Shapiro was a consultant for the American Medical Association Council on Drugs; he was the Medical Letter of Drugs and Therapy in 1960 as well as a Fulbright visiting professor at the University of Utrecht. He chaired special projects such as a National Heart Institute study committee and the National Hypertension Study Policy Advisory Board from 1972 to 1982.

==Publications==
===Books===
Sources:
- Shapiro, A. P., & Waife, S. O. (1959). The clinical evaluation of new drugs. New York.
- Shapiro, A. P., Provoost, A. P., & De, J. W. (1977). Hypertension and brain mechanisms. Progress in Brain Research, v. 47. Amsterdam: Elsevier Scientific Publishing Company.
- Shapiro, A. P., & Baum, A. (1991). Behavioral aspects of cardiovascular disease. Perspectives in behavioral medicine. Hillsdale, N.J: L. Erlbaum Associates.
- Shapiro, A. P. (1996). Hypertension and stress: A unified concept.
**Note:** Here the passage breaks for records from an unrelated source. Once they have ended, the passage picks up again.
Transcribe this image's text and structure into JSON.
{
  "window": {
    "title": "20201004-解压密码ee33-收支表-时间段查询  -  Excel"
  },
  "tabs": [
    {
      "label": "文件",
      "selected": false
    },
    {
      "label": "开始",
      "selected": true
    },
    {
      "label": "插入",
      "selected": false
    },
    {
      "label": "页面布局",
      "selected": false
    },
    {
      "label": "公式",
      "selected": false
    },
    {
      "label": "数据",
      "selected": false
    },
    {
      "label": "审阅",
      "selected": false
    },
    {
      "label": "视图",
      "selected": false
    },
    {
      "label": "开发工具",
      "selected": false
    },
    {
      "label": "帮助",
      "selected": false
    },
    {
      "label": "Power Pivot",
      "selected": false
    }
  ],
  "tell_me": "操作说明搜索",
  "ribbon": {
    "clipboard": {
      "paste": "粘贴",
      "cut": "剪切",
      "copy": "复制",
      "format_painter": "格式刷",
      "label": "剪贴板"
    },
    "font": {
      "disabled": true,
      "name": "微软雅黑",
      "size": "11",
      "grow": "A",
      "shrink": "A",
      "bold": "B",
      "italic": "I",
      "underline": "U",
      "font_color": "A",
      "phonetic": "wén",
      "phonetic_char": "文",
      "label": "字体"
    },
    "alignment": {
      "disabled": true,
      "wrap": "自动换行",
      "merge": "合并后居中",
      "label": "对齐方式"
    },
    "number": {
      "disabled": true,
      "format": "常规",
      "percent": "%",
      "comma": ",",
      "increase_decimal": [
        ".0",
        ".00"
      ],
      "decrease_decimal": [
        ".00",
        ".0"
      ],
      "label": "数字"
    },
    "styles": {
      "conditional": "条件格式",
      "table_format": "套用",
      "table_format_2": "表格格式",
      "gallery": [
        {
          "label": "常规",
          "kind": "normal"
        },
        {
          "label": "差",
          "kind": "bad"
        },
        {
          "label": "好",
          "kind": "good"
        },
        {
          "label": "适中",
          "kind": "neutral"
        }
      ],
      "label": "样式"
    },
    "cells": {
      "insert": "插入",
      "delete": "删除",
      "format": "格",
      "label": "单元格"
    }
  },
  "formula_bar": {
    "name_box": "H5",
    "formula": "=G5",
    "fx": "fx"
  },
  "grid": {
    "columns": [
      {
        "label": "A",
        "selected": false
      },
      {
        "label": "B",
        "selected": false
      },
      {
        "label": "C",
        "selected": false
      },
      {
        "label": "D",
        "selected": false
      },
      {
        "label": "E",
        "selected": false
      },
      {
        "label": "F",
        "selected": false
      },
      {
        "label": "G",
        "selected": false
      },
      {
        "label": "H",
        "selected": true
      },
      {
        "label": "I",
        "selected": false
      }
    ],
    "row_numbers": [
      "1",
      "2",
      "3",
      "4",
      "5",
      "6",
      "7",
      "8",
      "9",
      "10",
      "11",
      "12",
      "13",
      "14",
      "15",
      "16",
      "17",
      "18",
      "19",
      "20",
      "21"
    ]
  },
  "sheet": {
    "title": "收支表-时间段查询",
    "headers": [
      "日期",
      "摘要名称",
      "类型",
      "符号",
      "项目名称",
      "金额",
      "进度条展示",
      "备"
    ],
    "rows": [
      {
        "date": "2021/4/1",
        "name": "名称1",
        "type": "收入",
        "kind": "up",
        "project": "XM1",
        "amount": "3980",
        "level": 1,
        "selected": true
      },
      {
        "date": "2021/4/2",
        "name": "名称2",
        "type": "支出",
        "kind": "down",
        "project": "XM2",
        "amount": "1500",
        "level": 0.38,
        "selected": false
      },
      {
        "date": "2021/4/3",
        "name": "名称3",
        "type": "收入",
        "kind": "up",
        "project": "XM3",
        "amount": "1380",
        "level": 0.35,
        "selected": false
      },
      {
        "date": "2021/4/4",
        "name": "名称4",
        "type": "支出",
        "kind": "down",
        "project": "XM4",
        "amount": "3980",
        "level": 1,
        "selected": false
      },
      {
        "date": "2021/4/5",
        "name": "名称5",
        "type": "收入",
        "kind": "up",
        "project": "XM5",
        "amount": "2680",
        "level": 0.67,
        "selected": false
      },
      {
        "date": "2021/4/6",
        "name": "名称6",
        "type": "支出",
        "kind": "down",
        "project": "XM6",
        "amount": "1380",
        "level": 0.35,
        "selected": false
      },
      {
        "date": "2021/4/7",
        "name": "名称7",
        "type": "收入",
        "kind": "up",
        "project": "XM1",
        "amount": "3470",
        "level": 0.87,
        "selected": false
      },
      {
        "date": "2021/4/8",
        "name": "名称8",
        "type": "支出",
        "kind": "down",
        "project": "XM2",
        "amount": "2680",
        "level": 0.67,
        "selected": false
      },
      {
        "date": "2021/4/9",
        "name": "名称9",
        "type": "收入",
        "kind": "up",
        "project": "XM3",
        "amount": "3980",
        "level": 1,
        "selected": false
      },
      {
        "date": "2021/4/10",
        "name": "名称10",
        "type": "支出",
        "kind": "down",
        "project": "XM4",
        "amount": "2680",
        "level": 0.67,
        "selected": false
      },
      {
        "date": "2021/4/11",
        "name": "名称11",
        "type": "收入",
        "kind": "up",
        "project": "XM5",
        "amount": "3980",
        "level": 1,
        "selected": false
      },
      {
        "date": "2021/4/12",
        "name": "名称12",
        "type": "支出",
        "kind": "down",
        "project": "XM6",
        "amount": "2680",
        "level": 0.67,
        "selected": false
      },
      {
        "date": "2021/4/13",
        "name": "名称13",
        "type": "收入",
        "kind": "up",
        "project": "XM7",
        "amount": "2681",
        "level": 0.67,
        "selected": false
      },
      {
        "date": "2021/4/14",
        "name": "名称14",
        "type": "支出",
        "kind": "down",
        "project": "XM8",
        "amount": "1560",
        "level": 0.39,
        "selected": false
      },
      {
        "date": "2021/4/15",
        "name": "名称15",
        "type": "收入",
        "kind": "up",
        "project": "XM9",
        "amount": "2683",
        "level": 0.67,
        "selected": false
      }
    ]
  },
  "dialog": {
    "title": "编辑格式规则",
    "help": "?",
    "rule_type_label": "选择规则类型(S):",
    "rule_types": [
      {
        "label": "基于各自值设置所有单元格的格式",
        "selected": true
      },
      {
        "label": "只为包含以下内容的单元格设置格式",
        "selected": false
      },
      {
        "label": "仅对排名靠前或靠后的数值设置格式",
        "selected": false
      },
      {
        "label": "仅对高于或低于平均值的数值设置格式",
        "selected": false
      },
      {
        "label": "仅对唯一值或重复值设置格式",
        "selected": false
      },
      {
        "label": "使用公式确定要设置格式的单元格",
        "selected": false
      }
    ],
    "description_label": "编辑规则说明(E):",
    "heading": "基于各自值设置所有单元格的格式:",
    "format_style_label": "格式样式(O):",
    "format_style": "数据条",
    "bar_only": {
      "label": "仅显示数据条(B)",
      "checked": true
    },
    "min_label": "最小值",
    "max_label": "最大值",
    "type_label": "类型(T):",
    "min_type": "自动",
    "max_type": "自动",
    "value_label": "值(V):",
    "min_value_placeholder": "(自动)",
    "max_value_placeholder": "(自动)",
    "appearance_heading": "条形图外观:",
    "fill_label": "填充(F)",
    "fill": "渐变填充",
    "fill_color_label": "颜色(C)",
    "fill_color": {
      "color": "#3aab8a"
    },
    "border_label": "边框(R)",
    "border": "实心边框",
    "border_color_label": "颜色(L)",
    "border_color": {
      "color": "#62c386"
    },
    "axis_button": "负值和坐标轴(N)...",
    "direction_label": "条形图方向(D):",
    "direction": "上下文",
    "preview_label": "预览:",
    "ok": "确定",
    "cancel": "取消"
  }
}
Mahwah, N.J: Lawrence Erlbaum Associates.

===Journals===
Shapiro was the author of over 155 journal articles in respected medical journals, and associate editor of:
- Psychosomatic Medicine, 1963–92
- Integrative Physiological and Behavioral Sci, 1990

==Awards and recognition==
- Co-recipient Alfred Lasker Special Public Health award, 1980
- Honored Member of Year, Minute Men of University of Pittsburgh, 1995
- Fellow American College of Physicians, American Association for the Advancement of Science (elected fellow 1989)
- member of:
  - American Federation Clinical Research
  - American Psychosomatic Society (president 1975)
  - American Medical Association, American Heart Association (medical advisory board council high blood pressure, council on circulation, council on epidemiology)

The American Psychosomatic Society established the Alvin P. Shapiro Award in 2001.